Они пришли снова, и бабушка опять что-то обсуждала с матерью Жени. Мы были во дворе. Было солнечно, так славно и так чудесно. Я опять не знал, чем ее заинтересовать, а она оставалась странно неприступной.

– Хочешь, пойдем в сад, сорвем яблок? – сказал я, не придумав ничего другого. Я готов был для нее на все. Но она горделиво повела плечиками, посмотрев равнодушно, свысока:

– Подумаешь! Задается своими яблоками! Задавака!

Стояли дни ранней осени. Солнце уже не жгло, не томило. Осенявшие парк березы, тополя вдоль улицы грустили о том, что прошло. В тихой задумчивости был старый сад… И она ушла… Мы жили так близко, но больше я не видел ее никогда…

Последние события и последние воспоминания всей той жизни относятся к сорок первому году. Я уже был школьник. Утром двадцать третьего июня я приехал из пионерского лагеря и увидел, как в городе поразительным образом все переменилось. Станция, примыкавшие к ней площадь и улица, тихие и малолюдные в прежнее время, были теперь словно растревоженный муравейник. Множество людей сновало здесь, не замечая ничего вокруг себя.

Дома была только бабушка. Мужчины находились неотлучно у себя на работе. Игорь – в детском саду и там оставался на ночь. Мать возвращалась из дома отдыха тем же поездом, каким ехал и я. Узнав об этом каким-то образом в пути, разыскивала меня на перроне, в то время как я был уже дома.

Едва я переступил порог, по радио была объявлена воздушная тревога. Со станции зазвучали частые гудки паровозов.

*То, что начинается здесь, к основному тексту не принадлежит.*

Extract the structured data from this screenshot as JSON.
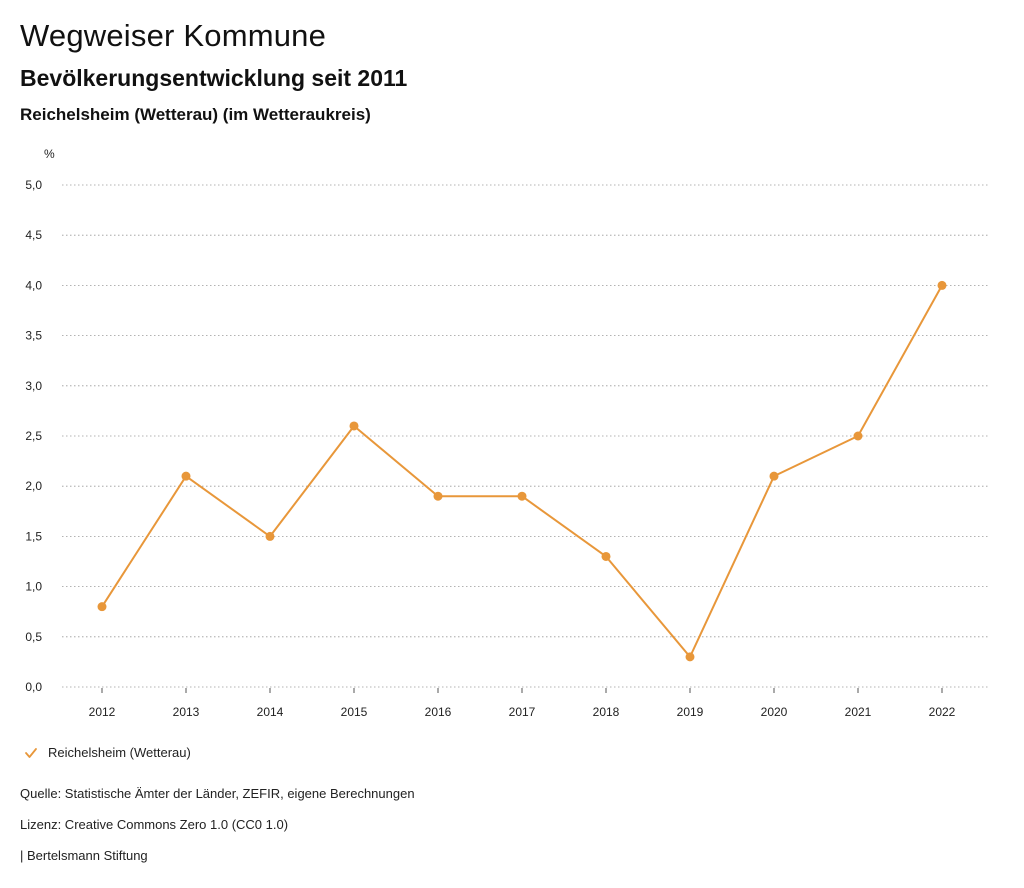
{
  "header": {
    "title": "Wegweiser Kommune",
    "subtitle": "Bevölkerungsentwicklung seit 2011",
    "location": "Reichelsheim (Wetterau) (im Wetteraukreis)"
  },
  "chart_data": {
    "type": "line",
    "title": "Bevölkerungsentwicklung seit 2011",
    "xlabel": "",
    "ylabel": "%",
    "x": [
      "2012",
      "2013",
      "2014",
      "2015",
      "2016",
      "2017",
      "2018",
      "2019",
      "2020",
      "2021",
      "2022"
    ],
    "series": [
      {
        "name": "Reichelsheim (Wetterau)",
        "color": "#E8973A",
        "values": [
          0.8,
          2.1,
          1.5,
          2.6,
          1.9,
          1.9,
          1.3,
          0.3,
          2.1,
          2.5,
          4.0
        ]
      }
    ],
    "ylim": [
      0,
      5
    ],
    "yticks": [
      "0,0",
      "0,5",
      "1,0",
      "1,5",
      "2,0",
      "2,5",
      "3,0",
      "3,5",
      "4,0",
      "4,5",
      "5,0"
    ],
    "grid": true,
    "legend_position": "bottom-left"
  },
  "legend": {
    "label": "Reichelsheim (Wetterau)",
    "icon": "check-icon"
  },
  "footer": {
    "source": "Quelle: Statistische Ämter der Länder, ZEFIR, eigene Berechnungen",
    "license": "Lizenz: Creative Commons Zero 1.0 (CC0 1.0)",
    "publisher": "| Bertelsmann Stiftung"
  }
}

Бабушка велела мне идти в сад, сама же оставалась у плиты. Тут же появилась и мать.

В саду еще продолжалась многообразно чарующая, мирная жизнь. В задумчивости, в тишине стояли деревья. Сияло небо. Сверкало солнце. С безмерной щедростью они одаривали землю своей благодатью. Им не было дела до человеческих безумств.

Дедушка уже вырыл глубокую яму. Как и все, что он делал, яма была выкопана аккуратно, старательно – совершенно круглая, диаметром метра два, с ровным, утрамбованным дном, со ступеньками для схода и выхода, с тщательно выровненным бруствером из вынутой земли. Трава уже была скошена, пахло сеном. Я сел на краю ямы, не спускаясь в нее. В небе, высоко-высоко, летел вражеский самолет. Далекий, таивший угрозу звук его моторов был слышен в саду.

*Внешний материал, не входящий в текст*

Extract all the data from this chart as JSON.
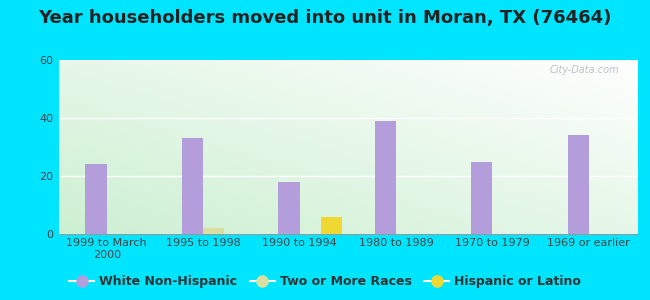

В парке группа людей в штатском задержала некоего человека. В то время как там проверяли содержимое небольшого его чемодана и, кажется, что-то нашли, в сад неожиданно вбежал высокий мужчина, заросший черной недельной щетиной. Он явно спасался бегством. Не обращая внимания на меня, пугливо озираясь, увидев то, что происходило в парке, выскочил из сада и скрылся со двора.

Минуты через три в сад вбежали двое чекистов с пистолетами в руках, спросив, не забегал ли кто сюда. Я ответил, но куда дальше побежал тот человек, не мог показать: из сада этого не было видно.

День был роскошный, радостный – последние мгновения, которые я провел в этом саду, последние минуты той жизни, того далекого, невозвратного счастья, которое казалось тогда бесконечно скучным и так томило…

Во время оккупации из всей родни в городе оставалась только бабушка. Она не могла бросить дом и свое хозяйство, приглядывала еще и за домиком Эммы. По своей неистребимой потребности она приютила у себя нуждавшегося человека, который вскоре выгнал ее, присвоив себе и дом, и все имущество. Искать защиты было негде и не у кого.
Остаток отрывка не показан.